3. The mixture journeys through the chimney.
4. It gets within the tarry creosote.
5. The end-result helps with creosote dissolving (in small amounts).
When it comes to the matter of chimney and duct cleaning without the help of any foreign chemicals, then using salts is perhaps the easiest way to get by.
The alternates for sodium chloride include copper sulfate and other salts. Copper sulfate works in the same way as NaCl and other salts. What we’re implying is, you can easily use other salt options to try out the method even further.
Chimney Flue Cleaning: Cautions
A flue is just a tube or duct. It’s the opening that gets the gases out of the fireplace. It’s not just a fireplace that can relate to a flue pipe. Flue pipes are also a part of water heaters and generators.
We believe many of you have made up your mind about using chimney cleaning with baking soda or other related methods that relate to burning rock salt and cleaning the chimney.
In case you have a metal flue pipe, there may be an issue.
The burning of rock salt creates a mixture that can remove creosote residues. But the mixture also contains acidic content, sulfuric acid and such. If the salt amount is excessive, then the mixture that eradicates creosote may also lead to corroding the metal flue outlet.
It deals a direct blow to the longevity of the chimney system. And it’s something you, as an end-user should keep in mind.
Removing Creosote Manually Using Rock Salt
You now have a solid tool to get rid of creosote grimes. And it’s clear that you don’t want to get into the large payments regarding chimney cleaning and inspection.
But you also don’t want to mess up the steel chimney openings.
In this situation, we would like to introduce an alternate method. The following steps will make things clear:
Add about a cup of salt with regular tap water. The goal here is to come up with a wet solution.
The rock salt solution needs to have a paste-like consistency so that it can stick to the walls of the chimney.
Keep mixing water as you get to the desired consistency.
After you’re done with the mixture, take a dehydrated cloth and rub some concoction on it.
Rub the walls with the paste thoroughly. Make sure to cover as much area as you can.
Leave the chimney walls to dry for 8-15 minutes.
You will find that the residue is now easy to remove. It’s not as dry and hard and will get off the chimney walls without much effort.
Have a brush at hand with strong, sharp bristles. It will speed up the entire process.
The process above should find you a way around a question that most people often ask. And that is- how often to clean a stainless-steel chimney liner?
If you are following such diy methods, then you won’t really have to deal with such queries. But we will advise caution to be strict with the proportions you’re using.
Quick Tips to Slow Down Creosote Formation
We have a few quick tips that may help you maintain the integrity of your heart. They are as follows:
Keeping the fire burning consistently is a way to reduce creosote growth.

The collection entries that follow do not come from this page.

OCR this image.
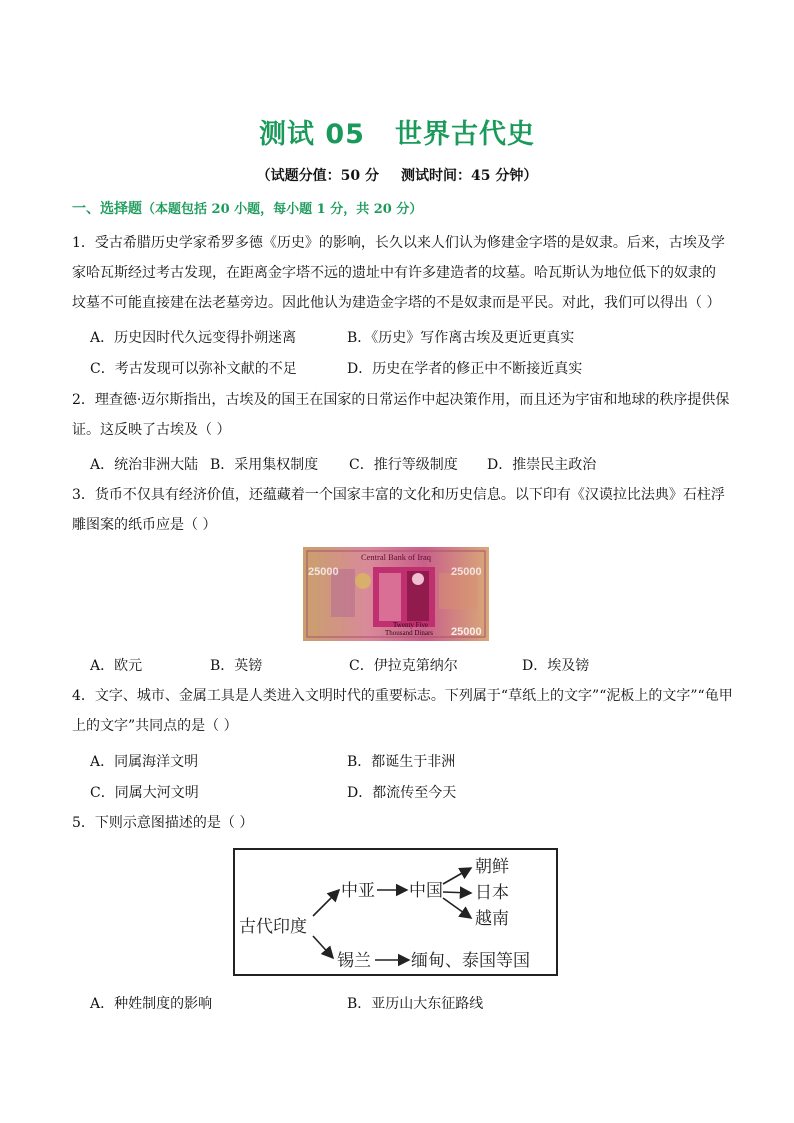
测试 05 世界古代史
（试题分值：50 分 测试时间：45 分钟）
一、选择题（本题包括 20 小题，每小题 1 分，共 20 分）
1．受古希腊历史学家希罗多德《历史》的影响，长久以来人们认为修建金字塔的是奴隶。后来，古埃及学
家哈瓦斯经过考古发现，在距离金字塔不远的遗址中有许多建造者的坟墓。哈瓦斯认为地位低下的奴隶的
坟墓不可能直接建在法老墓旁边。因此他认为建造金字塔的不是奴隶而是平民。对此，我们可以得出（ ）
A．历史因时代久远变得扑朔迷离	B．《历史》写作离古埃及更近更真实
C．考古发现可以弥补文献的不足	D．历史在学者的修正中不断接近真实
2．理查德·迈尔斯指出，古埃及的国王在国家的日常运作中起决策作用，而且还为宇宙和地球的秩序提供保
证。这反映了古埃及（ ）
A．统治非洲大陆 B．采用集权制度 C．推行等级制度 D．推崇民主政治
3．货币不仅具有经济价值，还蕴藏着一个国家丰富的文化和历史信息。以下印有《汉谟拉比法典》石柱浮
雕图案的纸币应是（ ）
Central Bank of Iraq
25000	25000
25000
Twenty Five
Thousand Dinars
A．欧元	B．英镑	C．伊拉克第纳尔	D．埃及镑
4．文字、城市、金属工具是人类进入文明时代的重要标志。下列属于“草纸上的文字”“泥板上的文字”“龟甲
上的文字”共同点的是（ ）
A．同属海洋文明	B．都诞生于非洲
C．同属大河文明	D．都流传至今天
5．下则示意图描述的是（ ）
古代印度
中亚 中国
朝鲜
日本
越南
锡兰 缅甸、泰国等国
A．种姓制度的影响	B．亚历山大东征路线
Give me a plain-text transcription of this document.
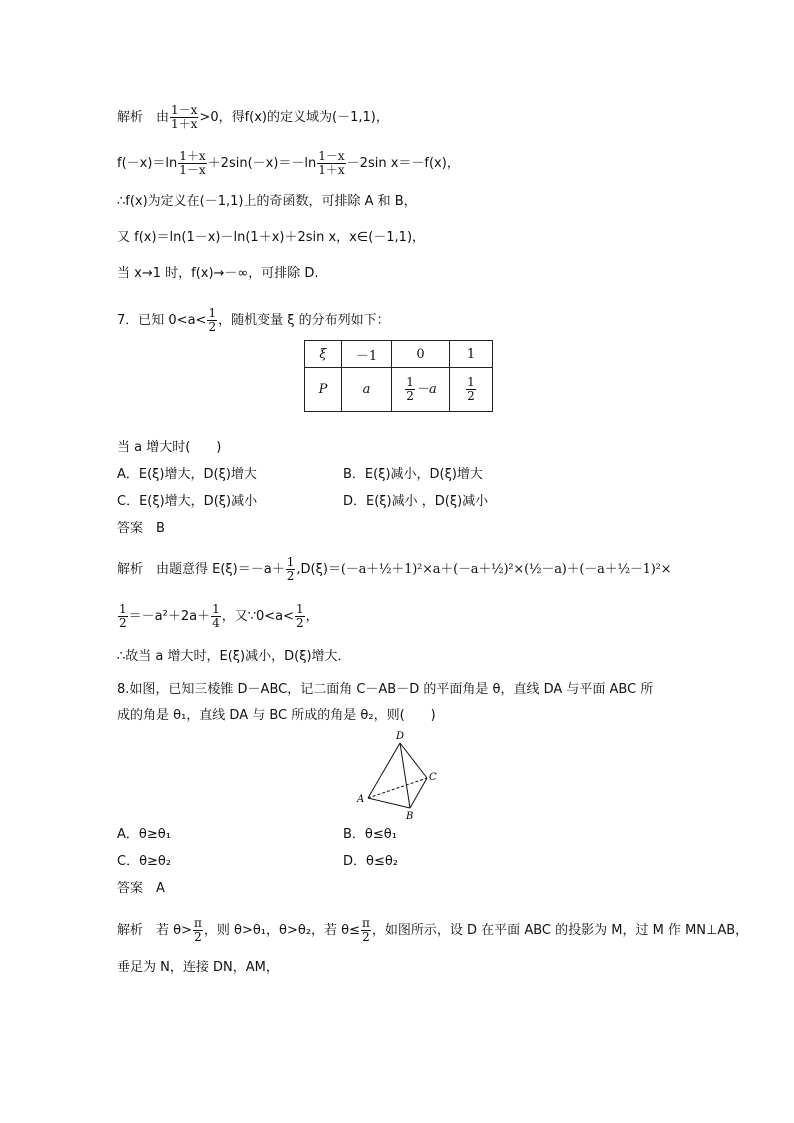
解析　由 $\frac{1-x}{1+x} >0$，得f(x)的定义域为(－1,1)，
$f(-x)=\ln \frac{1+x}{1-x} +2\sin(-x)=-\ln \frac{1-x}{1+x} -2\sin$ x＝－f(x)，
∴f(x)为定义在(－1,1)上的奇函数，可排除 A 和 B，
又 f(x)＝ln(1－x)－ln(1＋x)＋2sin x，x∈(－1,1)，
当 x→1 时，f(x)→－∞，可排除 D.
7．已知 $0<a< \frac{1}{2}$ ，随机变量 ξ 的分布列如下：
ξ	－1	0	1
P	a	$\frac{1}{2} -a$	$\frac{1}{2}$
当 a 增大时(　　)
A．E(ξ)增大，D(ξ)增大	B．E(ξ)减小，D(ξ)增大
C．E(ξ)增大，D(ξ)减小	D．E(ξ)减小 ，D(ξ)减小
答案　B
解析　由题意得 $E(\xi)=-a+ \frac{1}{2}$ ,D(ξ)＝(－a＋½＋1)²×a＋(－a＋½)²×(½－a)＋(－a＋½－1)²×
$\frac{1}{2} =-a^2+2a+ \frac{1}{4}$ ，又∵0<a< $\frac{1}{2}$ ，
∴故当 a 增大时，E(ξ)减小，D(ξ)增大．
8.如图，已知三棱锥 D－ABC，记二面角 C－AB－D 的平面角是 θ，直线 DA 与平面 ABC 所
成的角是 θ₁，直线 DA 与 BC 所成的角是 θ₂，则(　　)
D
A
B
C
A．θ≥θ₁	B．θ≤θ₁
C．θ≥θ₂	D．θ≤θ₂
答案　A
解析　若 $\theta> \frac{\pi}{2}$ ，则 θ>θ₁，θ>θ₂，若 $\theta\le \frac{\pi}{2}$ ，如图所示，设 D 在平面 ABC 的投影为 M，过 M 作 MN⊥AB，
垂足为 N，连接 DN，AM，
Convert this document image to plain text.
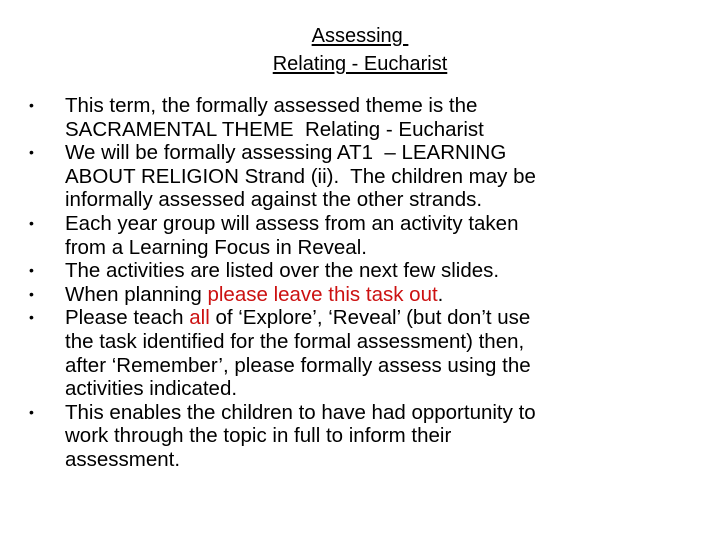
Assessing
Relating - Eucharist
• This term, the formally assessed theme is the
SACRAMENTAL THEME  Relating - Eucharist
• We will be formally assessing AT1  – LEARNING
ABOUT RELIGION Strand (ii).  The children may be
informally assessed against the other strands.
• Each year group will assess from an activity taken
from a Learning Focus in Reveal.
• The activities are listed over the next few slides.
• When planning please leave this task out.
• Please teach all of ‘Explore’, ‘Reveal’ (but don’t use
the task identified for the formal assessment) then,
after ‘Remember’, please formally assess using the
activities indicated.
• This enables the children to have had opportunity to
work through the topic in full to inform their
assessment.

A fire-insert can help with the burn-up process, allowing 60-70% more efficient burning.
Firewood that’s got proper aging (1-2 years) will shorten the possibility of creosote buildup. Also, an emphasis on natural fuel will make matters better.
Using the right grate helps the fire burn evenly. This allows less amassing of soot, hence reducing creosote formation.
Some chimneys might be associated with central air filtration, especially in commercial places. Take care of the process of cleaning air filter separately.
The methods involving burning rock salt to clean chimney has its perks. Not only does it save time, but it also saves your wallet from getting completely out of commission.
Our comprehensive approach should offer appropriate insight to get your chimney back to its proper working condition. It’s the thing the gives you warmth at the end of the day.
If you can follow the steps and observations to the best of your abilities, then you can get the most out of this guide. And that’s what matters to us the most!